A lesson in Control

It is hard to imagine in the highly regulated, controlled environment than banks, particularly in trading, exist in now that something like the Barings crash could have taken place. To give one man such control over such a huge part of the banks’ balance sheet with so much as a glance at what he was doing was is totally alien to what happens today.

Nick Leeson was, by all accounts, an overachiever employed by Barings, the oldest merchant bank in the City of London. Following “Big Bang” and the myriad changes that took place in financial markets in the UK, Leeson joined the bank’s futures trading team where he showed an aptitude for the role and was quickly promoted. He offered the opportunity to move to Singapore to head up the banks trading operation on Simex, the Singapore Futures Market.

The entire operation was intended as an adjunct to the London operation clearing trades on the Japanese Stock Market more efficiently. The bank made two vital error in sending Leeson to Singapore. First, it took no account of his personality which was liable to lead him to do anything to avoid being a failure and second, it put him in charge of both the trading operation and also the back-office function, meaning that he both did the dealing but also affected both the settlement and margin requirements of the futures contracts.

It all started so well.

Leeson started well in his new role and the bank was pleased with his performance. He was happy to work long hours first in the trading pit where his aptitude for reading the market stood him in good stead then in the back office where he drew upon his experience from when he first joined the bank.

His contact with London was primarily to ask for margin calls to be settled on outstanding trades. The London back office, untrained in the methodology of the futures market simply looked at his reports from a purely operational perspective and despite the size of the margin requests growing no one was charged with the job of actually checking and understanding what was happening.

When he made his first significant loss, Leeson was panicked into performing the cardinal sin. He doubled the position and was both delighted and amazed when the market moved in his favour and he ended up in profit. He was starting to feel invincible and his position sizes were growing in line with his reputation as a major player on Simex. London saw a very healthy P&L and were blinded to how it was achieved and just how genuine the data was.

Kobe Earthquake shatters homes and dreams

On 16th January 1995 I had already been working at Chase Manhattan Bank of their 24-hour desk for a few months. It was similar operation to that which I had created at Chemical Bank except that there was a greater reliance on the bank’s corporate client activity since there was less proprietary trading.

Leeson had started to lose money in his operations and hid the losses in an error account, 88888. He claimed that the account had been opened to correct an error made by an inexperienced member of the team.

At the same time, Leeson hid documents from statutory auditors of the bank, making the internal control of Barings seem completely inefficient. At the end of 1994, his total losses amounted to more than 208 million pounds, almost half of the capital of Barings.

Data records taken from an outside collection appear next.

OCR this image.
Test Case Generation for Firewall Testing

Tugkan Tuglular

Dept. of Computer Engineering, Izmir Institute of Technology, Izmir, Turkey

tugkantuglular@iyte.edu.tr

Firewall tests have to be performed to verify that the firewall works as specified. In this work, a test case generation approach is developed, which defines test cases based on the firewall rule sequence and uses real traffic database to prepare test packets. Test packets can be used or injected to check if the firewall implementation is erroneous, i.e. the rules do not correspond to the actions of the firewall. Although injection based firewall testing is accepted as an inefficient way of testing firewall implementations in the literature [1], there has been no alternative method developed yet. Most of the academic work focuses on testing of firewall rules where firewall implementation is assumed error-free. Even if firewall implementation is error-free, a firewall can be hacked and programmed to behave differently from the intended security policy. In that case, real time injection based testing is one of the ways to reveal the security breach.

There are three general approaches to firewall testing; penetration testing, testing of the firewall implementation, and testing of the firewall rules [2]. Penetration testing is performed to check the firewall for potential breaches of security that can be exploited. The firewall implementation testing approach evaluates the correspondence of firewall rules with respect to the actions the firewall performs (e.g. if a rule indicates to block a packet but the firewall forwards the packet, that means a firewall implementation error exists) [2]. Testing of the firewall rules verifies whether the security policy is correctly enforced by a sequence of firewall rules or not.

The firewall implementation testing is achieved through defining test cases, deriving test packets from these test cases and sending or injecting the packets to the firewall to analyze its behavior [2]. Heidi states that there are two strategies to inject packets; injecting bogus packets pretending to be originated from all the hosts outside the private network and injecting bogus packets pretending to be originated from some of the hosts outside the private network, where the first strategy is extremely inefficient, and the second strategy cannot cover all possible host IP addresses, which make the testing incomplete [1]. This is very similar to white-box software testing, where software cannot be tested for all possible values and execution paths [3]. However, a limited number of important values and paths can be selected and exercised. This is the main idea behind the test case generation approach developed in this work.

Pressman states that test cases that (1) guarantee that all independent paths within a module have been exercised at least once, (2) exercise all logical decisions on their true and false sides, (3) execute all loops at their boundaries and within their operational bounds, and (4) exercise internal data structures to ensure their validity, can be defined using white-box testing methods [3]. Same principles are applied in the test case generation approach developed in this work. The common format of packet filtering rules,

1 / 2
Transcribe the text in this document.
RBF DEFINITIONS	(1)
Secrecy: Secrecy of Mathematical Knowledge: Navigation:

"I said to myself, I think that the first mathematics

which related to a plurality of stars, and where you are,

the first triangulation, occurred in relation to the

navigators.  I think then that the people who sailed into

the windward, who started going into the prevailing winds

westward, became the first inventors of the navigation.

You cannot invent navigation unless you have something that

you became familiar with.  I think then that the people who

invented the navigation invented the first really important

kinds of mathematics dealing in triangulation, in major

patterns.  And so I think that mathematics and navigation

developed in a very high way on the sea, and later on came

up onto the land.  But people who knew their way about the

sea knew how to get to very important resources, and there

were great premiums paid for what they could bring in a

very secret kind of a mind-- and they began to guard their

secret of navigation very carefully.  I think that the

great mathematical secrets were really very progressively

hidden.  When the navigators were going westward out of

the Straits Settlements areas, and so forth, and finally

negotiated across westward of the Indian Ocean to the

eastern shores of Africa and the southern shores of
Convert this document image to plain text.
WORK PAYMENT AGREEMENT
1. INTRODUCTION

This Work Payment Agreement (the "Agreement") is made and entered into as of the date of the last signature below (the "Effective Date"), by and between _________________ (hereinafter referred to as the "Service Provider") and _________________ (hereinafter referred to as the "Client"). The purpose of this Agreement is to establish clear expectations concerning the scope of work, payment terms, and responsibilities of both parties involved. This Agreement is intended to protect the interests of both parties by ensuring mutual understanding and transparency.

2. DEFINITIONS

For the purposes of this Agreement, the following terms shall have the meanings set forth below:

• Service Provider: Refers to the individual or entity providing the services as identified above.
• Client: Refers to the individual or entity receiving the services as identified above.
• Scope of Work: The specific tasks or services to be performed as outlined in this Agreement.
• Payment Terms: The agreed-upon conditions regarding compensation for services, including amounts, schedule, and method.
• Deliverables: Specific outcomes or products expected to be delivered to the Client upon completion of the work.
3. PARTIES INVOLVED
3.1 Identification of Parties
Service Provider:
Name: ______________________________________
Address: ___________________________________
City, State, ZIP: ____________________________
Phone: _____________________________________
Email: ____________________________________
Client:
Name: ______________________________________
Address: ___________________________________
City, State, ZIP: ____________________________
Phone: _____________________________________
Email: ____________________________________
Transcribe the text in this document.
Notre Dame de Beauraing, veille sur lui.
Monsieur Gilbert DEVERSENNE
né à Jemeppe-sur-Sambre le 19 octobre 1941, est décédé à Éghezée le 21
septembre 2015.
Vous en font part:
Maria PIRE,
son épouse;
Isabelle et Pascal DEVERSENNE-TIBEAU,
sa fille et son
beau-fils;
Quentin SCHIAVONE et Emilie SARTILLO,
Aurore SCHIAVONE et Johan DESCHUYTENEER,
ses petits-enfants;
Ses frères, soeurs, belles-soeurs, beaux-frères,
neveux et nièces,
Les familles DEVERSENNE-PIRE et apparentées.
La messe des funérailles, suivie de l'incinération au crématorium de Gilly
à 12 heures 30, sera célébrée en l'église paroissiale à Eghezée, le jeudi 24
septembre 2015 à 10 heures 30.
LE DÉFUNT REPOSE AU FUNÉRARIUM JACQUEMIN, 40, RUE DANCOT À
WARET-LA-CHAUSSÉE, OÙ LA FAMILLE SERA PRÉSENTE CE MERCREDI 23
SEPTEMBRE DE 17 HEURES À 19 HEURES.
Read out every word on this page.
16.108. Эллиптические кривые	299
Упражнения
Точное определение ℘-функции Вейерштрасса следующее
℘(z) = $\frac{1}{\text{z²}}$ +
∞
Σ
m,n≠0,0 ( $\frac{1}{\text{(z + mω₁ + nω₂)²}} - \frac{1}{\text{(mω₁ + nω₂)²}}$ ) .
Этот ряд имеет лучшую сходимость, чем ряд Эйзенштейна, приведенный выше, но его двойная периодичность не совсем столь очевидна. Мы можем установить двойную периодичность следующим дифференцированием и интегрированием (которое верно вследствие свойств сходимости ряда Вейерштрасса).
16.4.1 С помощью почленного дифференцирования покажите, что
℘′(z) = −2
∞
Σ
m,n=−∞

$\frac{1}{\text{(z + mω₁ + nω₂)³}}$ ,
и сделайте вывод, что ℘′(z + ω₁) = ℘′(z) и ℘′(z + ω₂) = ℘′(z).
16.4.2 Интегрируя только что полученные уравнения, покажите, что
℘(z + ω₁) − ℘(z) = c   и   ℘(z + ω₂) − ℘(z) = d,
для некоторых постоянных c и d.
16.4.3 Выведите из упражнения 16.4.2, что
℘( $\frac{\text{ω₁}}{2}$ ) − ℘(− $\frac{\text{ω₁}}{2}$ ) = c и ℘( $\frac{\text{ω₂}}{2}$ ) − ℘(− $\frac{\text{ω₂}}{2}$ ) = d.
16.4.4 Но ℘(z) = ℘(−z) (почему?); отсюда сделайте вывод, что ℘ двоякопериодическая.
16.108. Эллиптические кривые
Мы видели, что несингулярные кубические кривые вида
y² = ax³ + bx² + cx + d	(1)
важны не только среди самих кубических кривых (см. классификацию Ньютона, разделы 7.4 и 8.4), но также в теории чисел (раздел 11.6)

On January 16th, 1995, with the aim of “recovering” his losses, Leeson placed a short straddle on Singapore Stock Exchange and on Nikkei Stock Exchange, betting that Nikkei would drop below 19 000 points. But the next day, the unexpected earthquake of Kobe shattered his strategy. Nikkei lost 7% in the week while the Japanese economy seemed on the verge of recovery after 30 weeks of recession.

Leeson took a huge futures position in Japanese equities and interest rates. It was almost a “hail Mary” play. He had become sufficiently deluded by his own seeming infallibility that should this trade fail, he would simply double up again.

He tried to recoup his losses by taking even more risky positions, betting that the Nikkei Stock Exchange would make a rapid recovery; he believed he could move the market, but he lost his bet, worsening his losses.  Incredibly, his losses at the end were more than twice the bank’s capital.

The “Leeson case” became a signal call for regulation and control spawning a whole new industry of Risk Management that we all kowtow to now.